I will admit that there are times I just blindly want him back, but there are other times I see that I could be happier with someone else. I need to evolve, and will be patient enough to evolve to the point where I want the best relationship possible. My actions are the most important thing right now as I try to bring my emotions in alignment with my actions. It is not easy to wait for my emotions to catch up.
Hi Choi14, which blog posts of Scott are you talking about? Can you point me to it please?
Choi14 said:
Or does it really not matter what THEY'VE done?
That is really a dumb question...why?
You are here to get your life back.
Why would it matter what your ex is doing?
If you choose to remain obsessed with your ex, then you are fucking yourself over, and there isn't anything anyone can do about that except for yourself.
That is like a drug addict saying; "what if I am not happier without drugs?"
That is because you have to learn how to live on your own and not be dependent on someone or something...I call it getting your life back, your personal/emotional evolution.
Choi14 said:
Ahh, sorry. I've gotten myself kind of confused.

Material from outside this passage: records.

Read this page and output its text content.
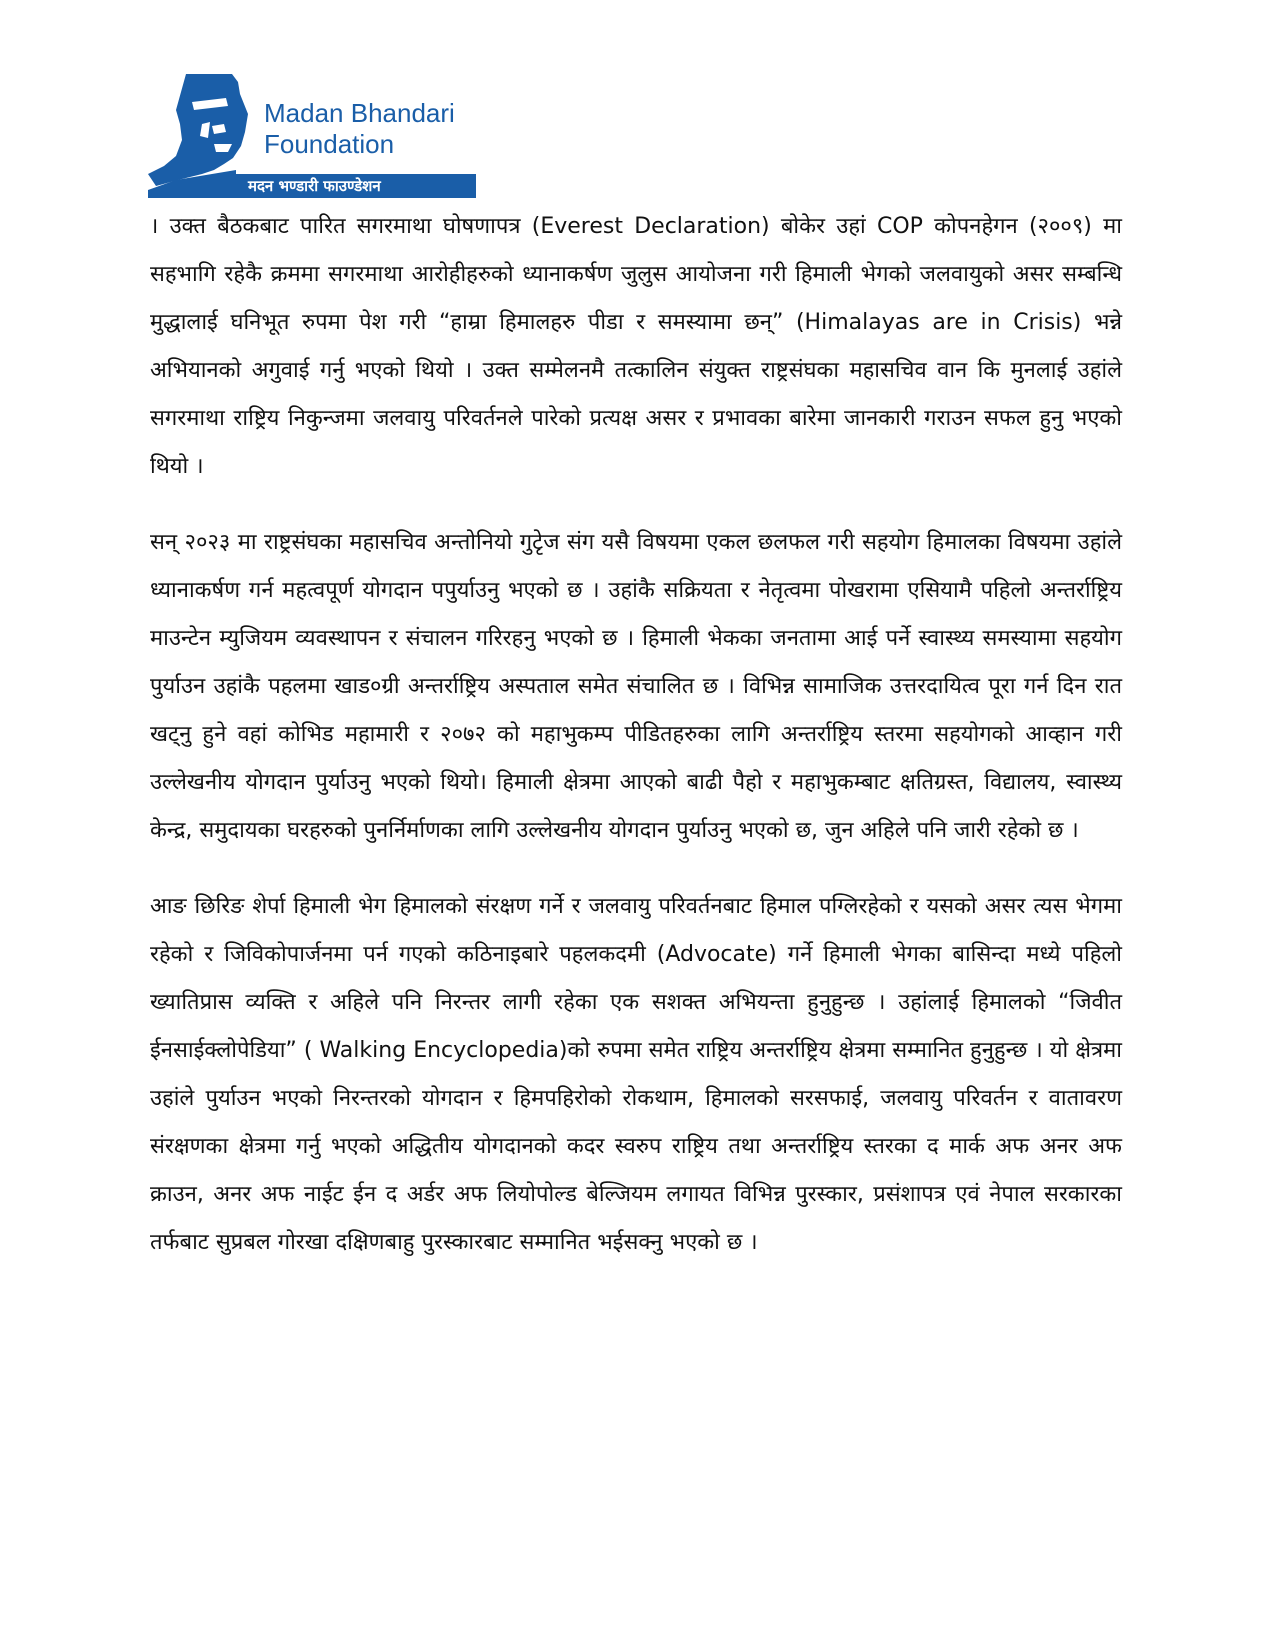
Madan Bhandari
Foundation
मदन भण्डारी फाउण्डेशन

। उक्त बैठकबाट पारित सगरमाथा घोषणापत्र (Everest Declaration) बोकेर उहां COP कोपनहेगन (२००९) मा सहभागि रहेकै क्रममा सगरमाथा आरोहीहरुको ध्यानाकर्षण जुलुस आयोजना गरी हिमाली भेगको जलवायुको असर सम्बन्धि मुद्धालाई घनिभूत रुपमा पेश गरी “हाम्रा हिमालहरु पीडा र समस्यामा छन्” (Himalayas are in Crisis) भन्ने अभियानको अगुवाई गर्नु भएको थियो । उक्त सम्मेलनमै तत्कालिन संयुक्त राष्ट्रसंघका महासचिव वान कि मुनलाई उहांले सगरमाथा राष्ट्रिय निकुन्जमा जलवायु परिवर्तनले पारेको प्रत्यक्ष असर र प्रभावका बारेमा जानकारी गराउन सफल हुनु भएको थियो ।

सन् २०२३ मा राष्ट्रसंघका महासचिव अन्तोनियो गुटेृज संग यसै विषयमा एकल छलफल गरी सहयोग हिमालका विषयमा उहांले ध्यानाकर्षण गर्न महत्वपूर्ण योगदान पपुर्याउनु भएको छ । उहांकै सक्रियता र नेतृत्वमा पोखरामा एसियामै पहिलो अन्तर्राष्ट्रिय माउन्टेन म्युजियम व्यवस्थापन र संचालन गरिरहनु भएको छ । हिमाली भेकका जनतामा आई पर्ने स्वास्थ्य समस्यामा सहयोग पुर्याउन उहांकै पहलमा खाड०ग्री अन्तर्राष्ट्रिय अस्पताल समेत संचालित छ । विभिन्न सामाजिक उत्तरदायित्व पूरा गर्न दिन रात खट्नु हुने वहां कोभिड महामारी र २०७२ को महाभुकम्प पीडितहरुका लागि अन्तर्राष्ट्रिय स्तरमा सहयोगको आव्हान गरी उल्लेखनीय योगदान पुर्याउनु भएको थियो। हिमाली क्षेत्रमा आएको बाढी पैहो र महाभुकम्बाट क्षतिग्रस्त, विद्यालय, स्वास्थ्य केन्द्र, समुदायका घरहरुको पुनर्निर्माणका लागि उल्लेखनीय योगदान पुर्याउनु भएको छ, जुन अहिले पनि जारी रहेको छ ।

आङ छिरिङ शेर्पा हिमाली भेग हिमालको संरक्षण गर्ने र जलवायु परिवर्तनबाट हिमाल पग्लिरहेको र यसको असर त्यस भेगमा रहेको र जिविकोपार्जनमा पर्न गएको कठिनाइबारे पहलकदमी (Advocate) गर्ने हिमाली भेगका बासिन्दा मध्ये पहिलो ख्यातिप्रास व्यक्ति र अहिले पनि निरन्तर लागी रहेका एक सशक्त अभियन्ता हुनुहुन्छ । उहांलाई हिमालको “जिवीत ईनसाईक्लोपेडिया” ( Walking Encyclopedia)को रुपमा समेत राष्ट्रिय अन्तर्राष्ट्रिय क्षेत्रमा सम्मानित हुनुहुन्छ । यो क्षेत्रमा उहांले पुर्याउन भएको निरन्तरको योगदान र हिमपहिरोको रोकथाम, हिमालको सरसफाई, जलवायु परिवर्तन र वातावरण संरक्षणका क्षेत्रमा गर्नु भएको अद्धितीय योगदानको कदर स्वरुप राष्ट्रिय तथा अन्तर्राष्ट्रिय स्तरका द मार्क अफ अनर अफ क्राउन, अनर अफ नाईट ईन द अर्डर अफ लियोपोल्ड बेल्जियम लगायत विभिन्न पुरस्कार, प्रसंशापत्र एवं नेपाल सरकारका तर्फबाट सुप्रबल गोरखा दक्षिणबाहु पुरस्कारबाट सम्मानित भईसक्नु भएको छ ।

If you lied when you joined, and you are NOT here to get your life back, you will be confused everyday.
Stay Strong and Positive!
Yes, exactly. Thank you.
On another note though, I've forgiven myself for everything, and am starting to forgive him! Which means (For me at least) I'm really close to getting myself back!! YESSSS
To test myself, to make sure I wasn't just BS'ing myself, I thought about all the crap that's gone down, what others have said, this and that, and the entire day I didn't even get angry, not even once.
I'm going to continue testing myself like this and when I feel like "Okay, this is real, not just silly BS my mind is making up" I will start the whole re-connection process.
What does it mean "friendship is just a small tactic"?
When your ex wants to stay friends after a break-up it's really a tactic to keep you around in case they change their mind. Some people don't consciously realize they're doing it, but it's human nature to try and hold on to things "just in case."